# GSQL101 - on a Jupyter Notebook
## Establish a connection to a TigerGraph server
### Start a TigerGraph server, run the next cell and enter your server's ip address into the input box

In [1]:
server_ip = input()

yaniv.i.tgcloud.io


### Make sure your server is running properly by logging in to TigerStudio
You will need this to upload your data files.

In [2]:
print('https://' + server_ip + ':14240') 

https://yaniv.i.tgcloud.io:14240


### Enter your password

In [3]:
import getpass

password = getpass.getpass()

········


### Download a certificate from the server

In [4]:
!openssl s_client -connect $server_ip:14240 < /dev/null 2> /dev/null | openssl x509 -text > my-cert.txt

### Download the GSQL client java tar file

You must have the Java JDK runtime installed.

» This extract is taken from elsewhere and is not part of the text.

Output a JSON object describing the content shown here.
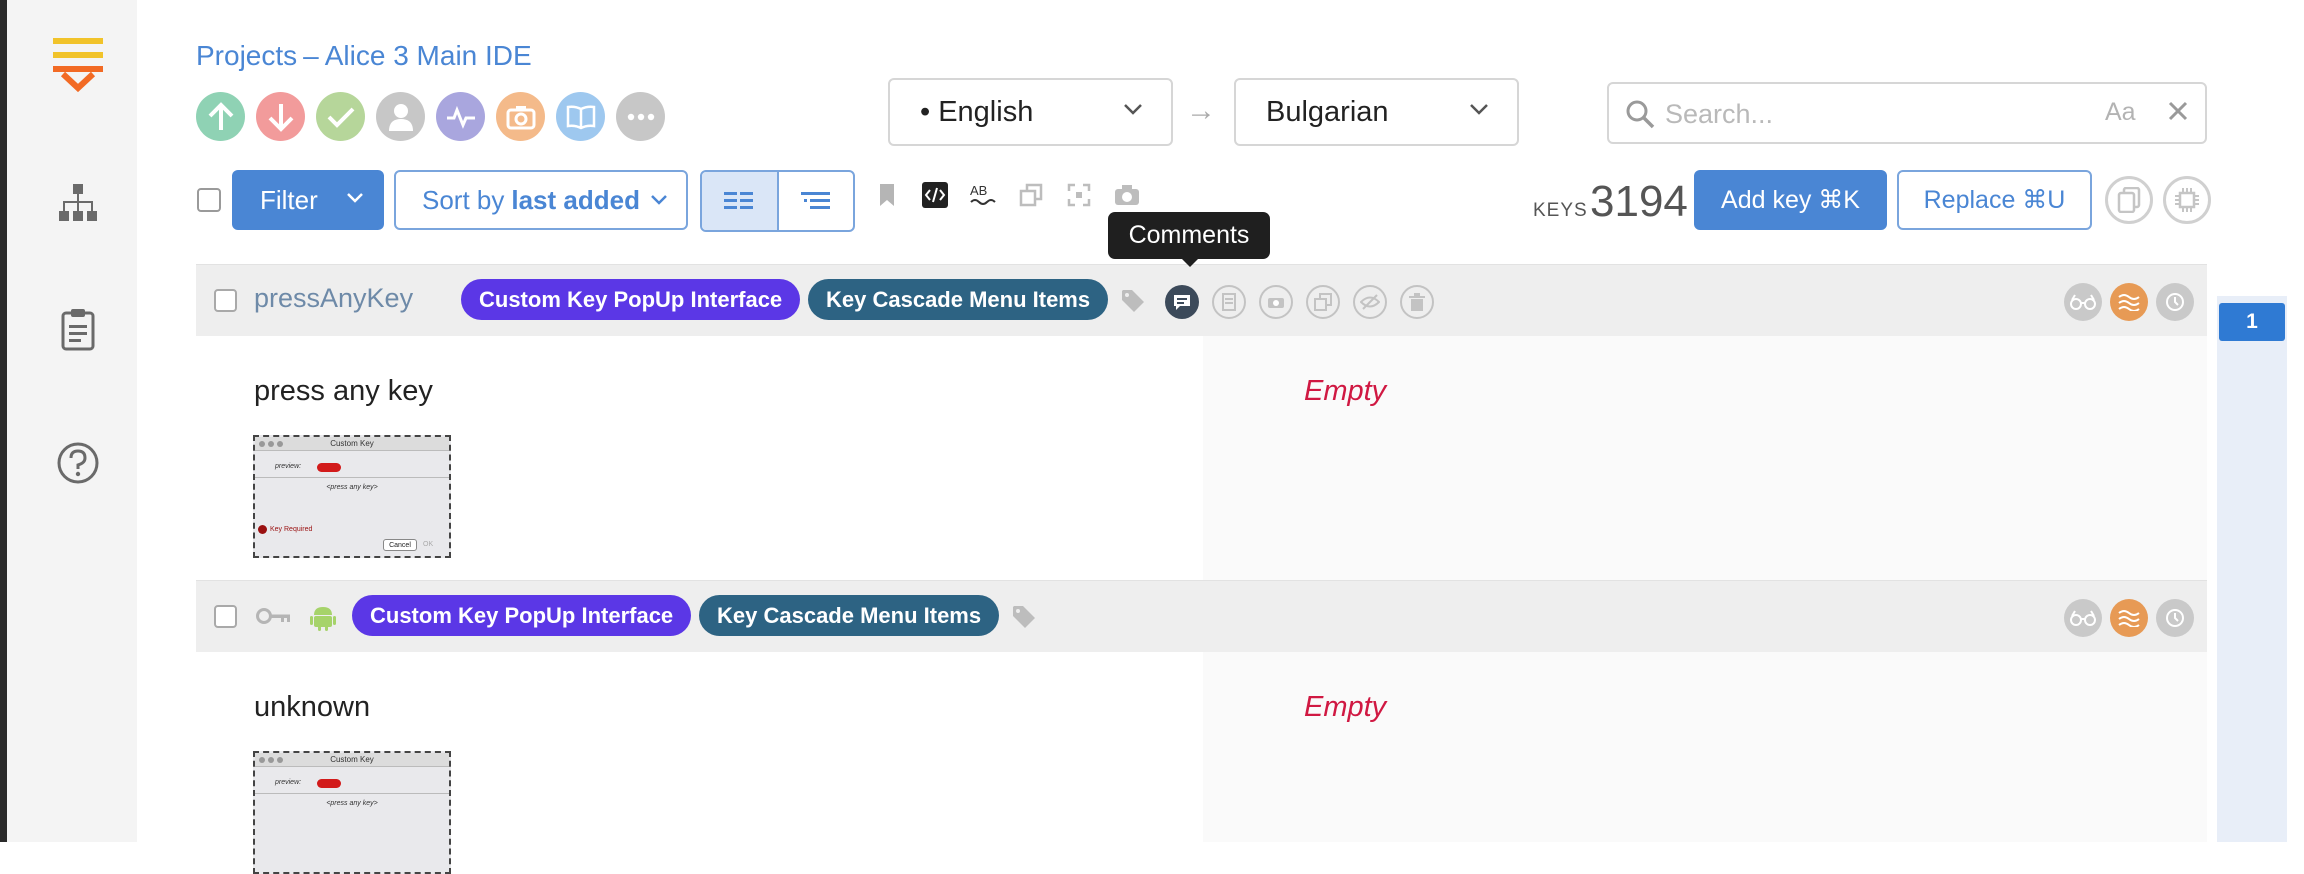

You can download it from Oracle's [download page](https://www.oracle.com/java/technologies/javase-downloads.html).

In [5]:
import urllib.request

client_version = '2.6.0'

jar_url = ('https://bintray.com/api/ui/download/tigergraphecosys/tgjars/' 
           + 'com/tigergraph/client/gsql_client/' + client_version 
           + '/gsql_client-' + client_version + '.jar')
           
urllib.request.urlretrieve(jar_url, 'gsql_client.jar')

('gsql_client.jar', <http.client.HTTPMessage at 0x7f82bd837d10>)

### Define a `gsql` function to handle input and output to the GSQL client 

In [6]:
cmd = ['java', '-DGSQL_CLIENT_VERSION=v2_6_0', '-jar', 'gsql_client.jar', '-cacert', 
       'my-cert.txt','-u', 'tigergraph', '-p', password, '-ip', server_ip]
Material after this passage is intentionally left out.